LUGANO - L’Università della Svizzera italiana (USI) continua a internazionalizzarsi, ma secondo la Lega dei Ticinesi ha ormai superato un limite critico. In un’interrogazione inoltrata oggi al Consiglio di Stato, il gruppo parlamentare leghista denuncia il superamento della quota massima di studenti stranieri prevista dal Contratto di prestazione 2021–2024: un massimo auspicato del 50% di studenti non svizzeri, soglia oggi ampiamente superata con punte del 75% in alcuni corsi.
Il problema, evidenziano i deputati firmatari (Bignasca, Quadri, Ortelli, Balli, Genini, Minotti, Piccaluga e Sanvido), è chele attività universitarie costano circa 220 milioni all’anno di fondi pubblici, in gran parte a carico del Cantone. Una spesa sostenuta dai contribuenti ticinesi, a fronte di una “esportazione” del capitale umano: molti studenti esteri, una volta ottenuto il diploma, lasciano immediatamente il territorio.
La Lega accusa l’ateneo di aver snaturato la propria funzione pubblica, nata per offrire opportunità ai giovani ticinesi e svizzeri. La corsa alla crescita “quantitativa” — si legge nell’interrogazione — mette anche a rischio la qualità della formazione e la sostenibilità dei servizi.

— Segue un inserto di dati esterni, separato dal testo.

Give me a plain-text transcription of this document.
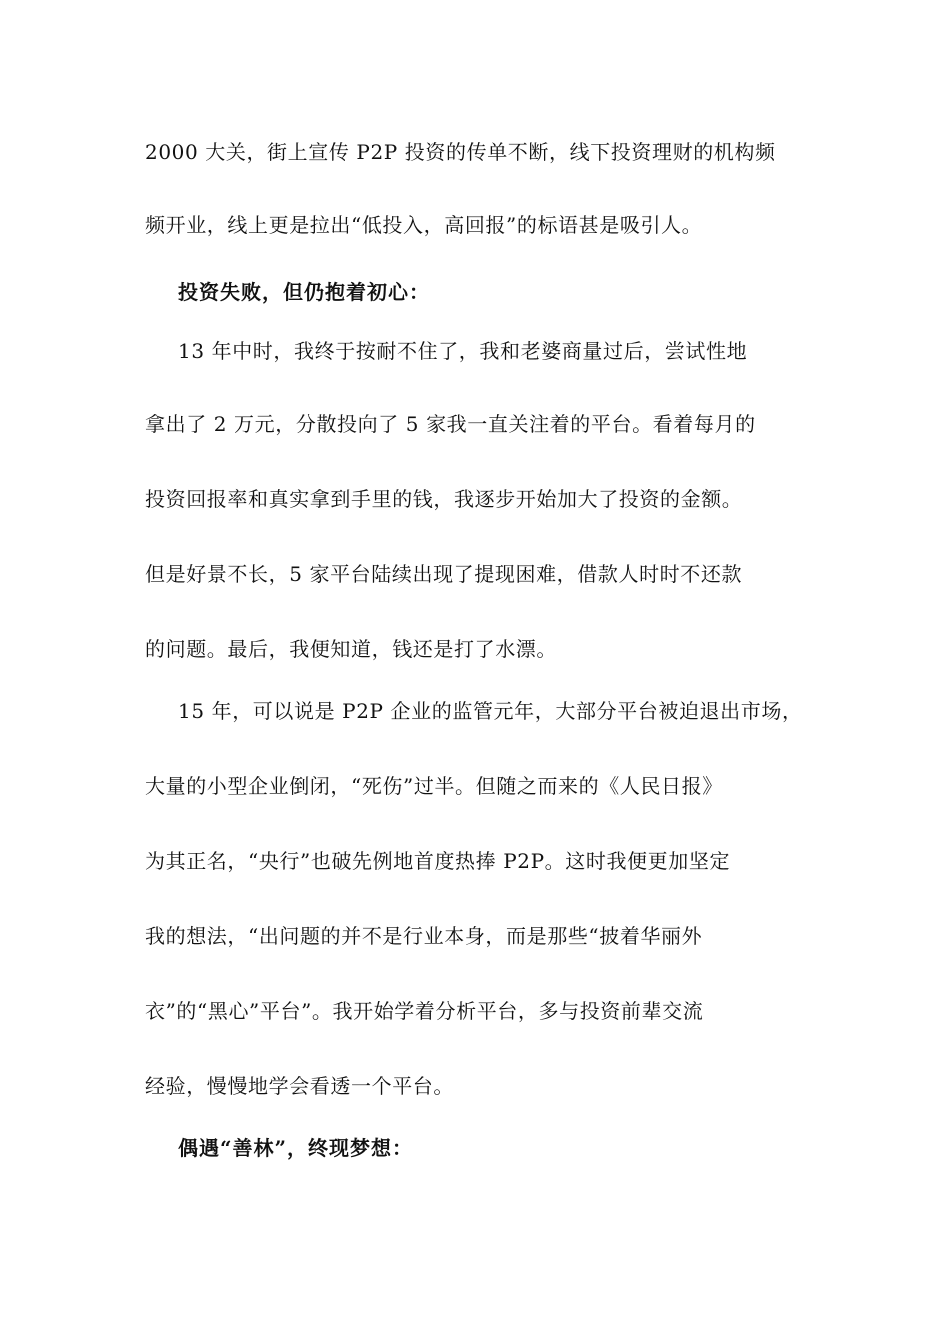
2000 大关，街上宣传 P2P 投资的传单不断，线下投资理财的机构频
频开业，线上更是拉出“低投入，高回报”的标语甚是吸引人。
投资失败，但仍抱着初心：
13 年中时，我终于按耐不住了，我和老婆商量过后，尝试性地
拿出了 2 万元，分散投向了 5 家我一直关注着的平台。看着每月的
投资回报率和真实拿到手里的钱，我逐步开始加大了投资的金额。
但是好景不长，5 家平台陆续出现了提现困难，借款人时时不还款
的问题。最后，我便知道，钱还是打了水漂。
15 年，可以说是 P2P 企业的监管元年，大部分平台被迫退出市场，
大量的小型企业倒闭，“死伤”过半。但随之而来的《人民日报》
为其正名，“央行”也破先例地首度热捧 P2P。这时我便更加坚定
我的想法，“出问题的并不是行业本身，而是那些“披着华丽外
衣”的“黑心”平台”。我开始学着分析平台，多与投资前辈交流
经验，慢慢地学会看透一个平台。
偶遇“善林”，终现梦想：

Il gruppo chiede dunque al Governo se intenda imporre limiti vincolanti: 50% di stranieri nei Bachelor, 60% nei Master, come soglie massime. Inoltre, i deputati chiedono quale sia il costo medio per studente a carico del Cantone e quanta parte di esso vada a beneficio di studenti non domiciliati. “Il principio di equità è compromesso – concludono – se i ticinesi pagano per la formazione di giovani che non restano sul territorio.”